Dolezal is an academic, chair of the office of the police ombudsman commission in the city of Spokane and president of its chapter of the African American civil rights organization NAACP.

Her parents, Ruthanne and Larry Dolezal, say that Rachel’s heritage is not African American, but German and Czech with traces of Native American ancestry.

Ruthanne and Larry said Rachel grew up with four adopted black siblings and they attended school in Mississippi where her social circle had primarily been African American.

They also said Rachel married and subsequently divorced an African American man.

According to an interview with The Guardian, Ruthanne and Larry said Rachel began changing her appearance following her divorce in 2004.

“Rachel has wanted to be somebody she’s not. She’s chosen not to just be herself, but to represent herself as an African American woman or a bi-racial person and that’s simply not true,” Ruthanne Dolezal said.

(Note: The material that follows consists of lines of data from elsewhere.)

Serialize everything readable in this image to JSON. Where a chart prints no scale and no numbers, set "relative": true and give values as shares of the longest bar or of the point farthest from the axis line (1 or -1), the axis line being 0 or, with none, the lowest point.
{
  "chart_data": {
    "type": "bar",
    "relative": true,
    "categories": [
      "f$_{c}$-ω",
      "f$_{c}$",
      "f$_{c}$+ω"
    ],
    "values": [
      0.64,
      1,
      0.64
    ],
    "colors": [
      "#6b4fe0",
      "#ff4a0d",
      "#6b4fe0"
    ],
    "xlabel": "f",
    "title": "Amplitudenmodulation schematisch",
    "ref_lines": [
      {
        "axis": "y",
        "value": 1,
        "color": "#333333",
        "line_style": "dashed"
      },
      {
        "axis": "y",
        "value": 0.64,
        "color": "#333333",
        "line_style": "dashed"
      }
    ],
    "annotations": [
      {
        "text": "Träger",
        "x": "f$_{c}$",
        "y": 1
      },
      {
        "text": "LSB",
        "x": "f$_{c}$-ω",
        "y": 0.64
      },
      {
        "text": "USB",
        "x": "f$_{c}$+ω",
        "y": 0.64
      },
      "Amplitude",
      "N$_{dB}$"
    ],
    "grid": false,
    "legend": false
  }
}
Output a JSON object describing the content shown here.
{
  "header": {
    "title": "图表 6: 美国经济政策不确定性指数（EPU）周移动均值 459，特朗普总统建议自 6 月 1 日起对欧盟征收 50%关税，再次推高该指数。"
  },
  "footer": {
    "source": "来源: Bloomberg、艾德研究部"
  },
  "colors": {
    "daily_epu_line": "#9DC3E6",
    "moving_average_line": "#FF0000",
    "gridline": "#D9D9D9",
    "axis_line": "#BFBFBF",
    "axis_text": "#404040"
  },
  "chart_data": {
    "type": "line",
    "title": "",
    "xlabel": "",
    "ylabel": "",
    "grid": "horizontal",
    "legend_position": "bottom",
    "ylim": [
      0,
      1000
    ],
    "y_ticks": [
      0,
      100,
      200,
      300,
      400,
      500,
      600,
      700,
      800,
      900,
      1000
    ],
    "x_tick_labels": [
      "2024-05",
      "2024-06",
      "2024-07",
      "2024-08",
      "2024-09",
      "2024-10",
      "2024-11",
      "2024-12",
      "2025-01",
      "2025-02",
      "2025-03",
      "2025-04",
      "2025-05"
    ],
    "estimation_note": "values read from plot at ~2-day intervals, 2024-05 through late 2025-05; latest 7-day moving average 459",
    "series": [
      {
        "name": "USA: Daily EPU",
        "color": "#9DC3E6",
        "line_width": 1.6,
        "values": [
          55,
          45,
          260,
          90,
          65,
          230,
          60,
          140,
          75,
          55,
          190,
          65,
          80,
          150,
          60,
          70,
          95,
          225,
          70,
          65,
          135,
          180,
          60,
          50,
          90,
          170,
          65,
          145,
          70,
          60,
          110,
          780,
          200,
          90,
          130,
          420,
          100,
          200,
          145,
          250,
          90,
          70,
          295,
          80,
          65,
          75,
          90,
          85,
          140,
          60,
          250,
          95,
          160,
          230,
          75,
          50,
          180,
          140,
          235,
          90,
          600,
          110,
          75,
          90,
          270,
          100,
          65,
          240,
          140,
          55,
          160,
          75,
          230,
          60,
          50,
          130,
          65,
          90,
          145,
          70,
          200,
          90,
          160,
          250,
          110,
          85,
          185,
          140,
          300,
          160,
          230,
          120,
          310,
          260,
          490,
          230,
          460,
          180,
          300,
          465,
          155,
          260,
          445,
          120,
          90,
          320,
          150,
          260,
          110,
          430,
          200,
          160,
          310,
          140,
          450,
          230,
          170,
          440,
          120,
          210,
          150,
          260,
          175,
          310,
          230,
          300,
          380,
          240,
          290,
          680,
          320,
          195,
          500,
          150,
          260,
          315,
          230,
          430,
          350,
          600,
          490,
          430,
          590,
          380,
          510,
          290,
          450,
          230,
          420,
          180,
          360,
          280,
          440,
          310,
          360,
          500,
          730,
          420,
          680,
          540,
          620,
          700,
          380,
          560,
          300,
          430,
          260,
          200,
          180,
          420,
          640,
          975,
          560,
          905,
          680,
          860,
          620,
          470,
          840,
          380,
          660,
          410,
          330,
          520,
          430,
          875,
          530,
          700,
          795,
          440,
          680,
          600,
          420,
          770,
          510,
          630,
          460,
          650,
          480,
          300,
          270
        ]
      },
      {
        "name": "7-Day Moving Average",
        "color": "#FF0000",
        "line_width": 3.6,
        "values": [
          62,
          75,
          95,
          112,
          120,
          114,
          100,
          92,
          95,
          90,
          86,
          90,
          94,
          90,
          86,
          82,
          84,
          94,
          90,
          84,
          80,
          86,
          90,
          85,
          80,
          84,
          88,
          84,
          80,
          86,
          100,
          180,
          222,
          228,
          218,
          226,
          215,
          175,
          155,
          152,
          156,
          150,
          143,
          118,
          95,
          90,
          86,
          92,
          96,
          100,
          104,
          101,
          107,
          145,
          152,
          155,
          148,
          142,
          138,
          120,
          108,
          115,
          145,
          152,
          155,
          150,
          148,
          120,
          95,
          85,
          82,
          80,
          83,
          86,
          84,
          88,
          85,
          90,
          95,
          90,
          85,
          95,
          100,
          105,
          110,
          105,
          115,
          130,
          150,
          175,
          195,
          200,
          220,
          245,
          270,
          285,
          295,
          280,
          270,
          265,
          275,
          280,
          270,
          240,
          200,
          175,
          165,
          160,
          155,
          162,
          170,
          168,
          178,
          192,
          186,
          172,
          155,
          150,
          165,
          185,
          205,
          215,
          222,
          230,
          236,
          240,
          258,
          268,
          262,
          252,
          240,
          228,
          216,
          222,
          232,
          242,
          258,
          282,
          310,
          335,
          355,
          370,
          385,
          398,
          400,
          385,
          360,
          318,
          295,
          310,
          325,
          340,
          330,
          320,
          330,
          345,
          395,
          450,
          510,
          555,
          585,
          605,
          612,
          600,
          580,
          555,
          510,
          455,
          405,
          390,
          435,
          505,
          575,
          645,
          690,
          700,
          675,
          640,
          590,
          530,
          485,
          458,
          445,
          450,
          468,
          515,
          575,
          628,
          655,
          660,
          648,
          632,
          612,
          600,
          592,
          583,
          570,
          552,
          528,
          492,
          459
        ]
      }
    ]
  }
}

Rachel Dolezal told local media she is not in touch with the Ruthanne and Larry Dolezal because of an ongoing lawsuit, and that she does not view them as her real parents.

A statement from Spokane city hall said Rachel had listed her ethnicity as a mix of white, black, Native American and a number of others in her application to the office of the police ombudsman commission.

James Wilburn, a former president of the Spokane NAACP chapter, told the Coeur d’Alene Press that Dolezal’s race was not what had qualified her for the position in the organization.

“It is traditional to have a person of color in that position, but that hasn’t always been the case in Spokane,” he said. A woman of European descent was president in the 1990s, he added, and half of the chapter members were not black. “That is probably a result of the fact that only 1.9 percent of the population in Spokane is African American,” he said.

In a statement on Friday, the NAACP said its local coalition “stands behind” Dolezal’s record.

“One’s racial identity is not a qualifying criteria or disqualifying standard for NAACP leadership,” the national group said.

Dolezal does not discuss her own ethnicity in detail in her numerous writings on civil rights issues, but in several pieces she’ll say things like, “our cultural memory” when speaking about African American history.